All patients with a diagnosis of synchronous or metachronous ILNM from rectal adenocarcinoma between January 2005 and March 2017 were retrospectively reviewed.

RESULTS

The study identified 27 patients with ILNM (15 with synchronous and 12 with metachronous disease). After discussion by a multidisciplinary tumor board, 19 patients were treated with curative intent, 17 of whom underwent inguinal lymph node dissection. Of the 17 patients, 12 had locally advanced rectal cancer (LARC) with isolated ILNM, 3 had LARC and metastases elsewhere, and 2 had locally recurrent rectal cancer (LRRC).
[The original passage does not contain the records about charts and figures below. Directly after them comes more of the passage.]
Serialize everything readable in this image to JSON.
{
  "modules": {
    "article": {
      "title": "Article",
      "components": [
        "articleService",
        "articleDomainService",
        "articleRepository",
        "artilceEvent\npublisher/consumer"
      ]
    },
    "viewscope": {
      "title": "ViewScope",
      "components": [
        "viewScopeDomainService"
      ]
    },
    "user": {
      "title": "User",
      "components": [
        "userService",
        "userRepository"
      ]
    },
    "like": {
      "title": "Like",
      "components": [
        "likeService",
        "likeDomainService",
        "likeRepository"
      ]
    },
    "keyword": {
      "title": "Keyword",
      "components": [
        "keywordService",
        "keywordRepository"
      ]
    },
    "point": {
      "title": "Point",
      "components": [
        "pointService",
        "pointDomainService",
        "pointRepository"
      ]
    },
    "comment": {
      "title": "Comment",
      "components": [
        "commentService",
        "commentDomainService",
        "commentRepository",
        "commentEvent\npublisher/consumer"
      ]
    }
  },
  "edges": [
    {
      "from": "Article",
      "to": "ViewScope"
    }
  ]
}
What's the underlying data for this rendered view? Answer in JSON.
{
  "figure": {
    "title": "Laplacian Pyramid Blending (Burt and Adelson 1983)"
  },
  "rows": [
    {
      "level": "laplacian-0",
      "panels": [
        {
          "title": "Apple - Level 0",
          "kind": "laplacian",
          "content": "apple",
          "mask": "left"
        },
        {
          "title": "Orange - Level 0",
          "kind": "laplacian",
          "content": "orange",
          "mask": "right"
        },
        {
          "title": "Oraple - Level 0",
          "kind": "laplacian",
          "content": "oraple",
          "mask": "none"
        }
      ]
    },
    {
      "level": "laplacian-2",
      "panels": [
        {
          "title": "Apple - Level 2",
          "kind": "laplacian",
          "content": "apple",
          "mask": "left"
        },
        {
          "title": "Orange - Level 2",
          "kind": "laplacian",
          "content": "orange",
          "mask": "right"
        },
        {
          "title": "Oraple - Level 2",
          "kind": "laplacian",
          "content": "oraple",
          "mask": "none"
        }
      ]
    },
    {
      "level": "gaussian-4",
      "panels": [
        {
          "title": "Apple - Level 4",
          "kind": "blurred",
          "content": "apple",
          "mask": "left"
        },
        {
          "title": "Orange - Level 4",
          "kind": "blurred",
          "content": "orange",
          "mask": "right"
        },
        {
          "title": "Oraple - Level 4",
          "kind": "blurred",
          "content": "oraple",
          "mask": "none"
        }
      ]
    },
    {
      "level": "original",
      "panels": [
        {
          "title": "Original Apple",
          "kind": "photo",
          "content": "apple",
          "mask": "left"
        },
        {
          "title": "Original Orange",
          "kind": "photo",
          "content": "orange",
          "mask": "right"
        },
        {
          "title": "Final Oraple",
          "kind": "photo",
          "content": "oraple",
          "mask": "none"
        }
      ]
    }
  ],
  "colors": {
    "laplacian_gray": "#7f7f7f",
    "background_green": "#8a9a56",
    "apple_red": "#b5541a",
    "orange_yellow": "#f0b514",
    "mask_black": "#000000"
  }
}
The median overall survival (OS) for all the patients treated with curative intent was 27 months [95% confidence interval (CI) 11.6-42.4 months], with a 5-year OS rate of 34%. The median OS for the patients with LARC and isolated ILNM (n = 12) was 74 months (95% CI 18.0-130.0 months), with a 5-year OS rate of 52%. All the patients with metastases elsewhere (n = 3) or LRRC (n = 2) experienced recurrent systemic disease. Eight patients were treated with palliative intent. The median OS for this group was 13 months (95% CI 1.9-24.1 months), with a 3-year OS rate of 0%.

CONCLUSION

Clinicians should not consider ILNM as an incurable systemic disease. Patients with primary rectal cancer and solitary ILNM who were eligible for curative surgical treatment had a 5-year survival rate of 52%. The prognosis for patients with additional systemic metastases or LRRC is worse, and the benefit of surgery is unclear.

摘要

背景

直肠腺癌的腹股沟淋巴结转移(ILNM)较为罕见,且分期为全身性疾病。本研究旨在深入了解直肠腺癌 ILNM 的治疗和预后。

方法

回顾性分析 2005 年 1 月至 2017 年 3 月期间所有诊断为直肠腺癌同步或异时性 ILNM 的患者。

结果

研究共纳入 27 例 ILNM 患者(15 例为同步性疾病,12 例为异时性疾病)。经多学科肿瘤委员会讨论后,19 例患者接受了根治性治疗,其中 17 例行腹股沟淋巴结清扫术。17 例患者中,12 例为局部进展期直肠癌(LARC)合并孤立性 ILNM,3 例为 LARC 合并远处转移,2 例为局部复发性直肠癌(LRRC)。所有接受根治性治疗的患者中位总生存期(OS)为 27 个月[95%置信区间(CI)11.6-42.4 个月],5 年 OS 率为 34%。孤立性 ILNM 的 LARC 患者(n=12)的中位 OS 为 74 个月(95% CI 18.0-130.0 个月),5 年 OS 率为 52%。远处转移(n=3)或 LRRC(n=2)的所有患者均出现复发性系统性疾病。8 例患者接受姑息性治疗。该组的中位 OS 为 13 个月(95% CI 1.9-24.1 个月),3 年 OS 率为 0%。

结论

临床医生不应将 ILNM 视为不可治愈的系统性疾病。适合根治性手术治疗的原发性直肠腺癌和孤立性 ILNM 患者 5 年生存率为 52%。伴有其他全身转移或 LRRC 的患者预后更差,手术获益尚不清楚。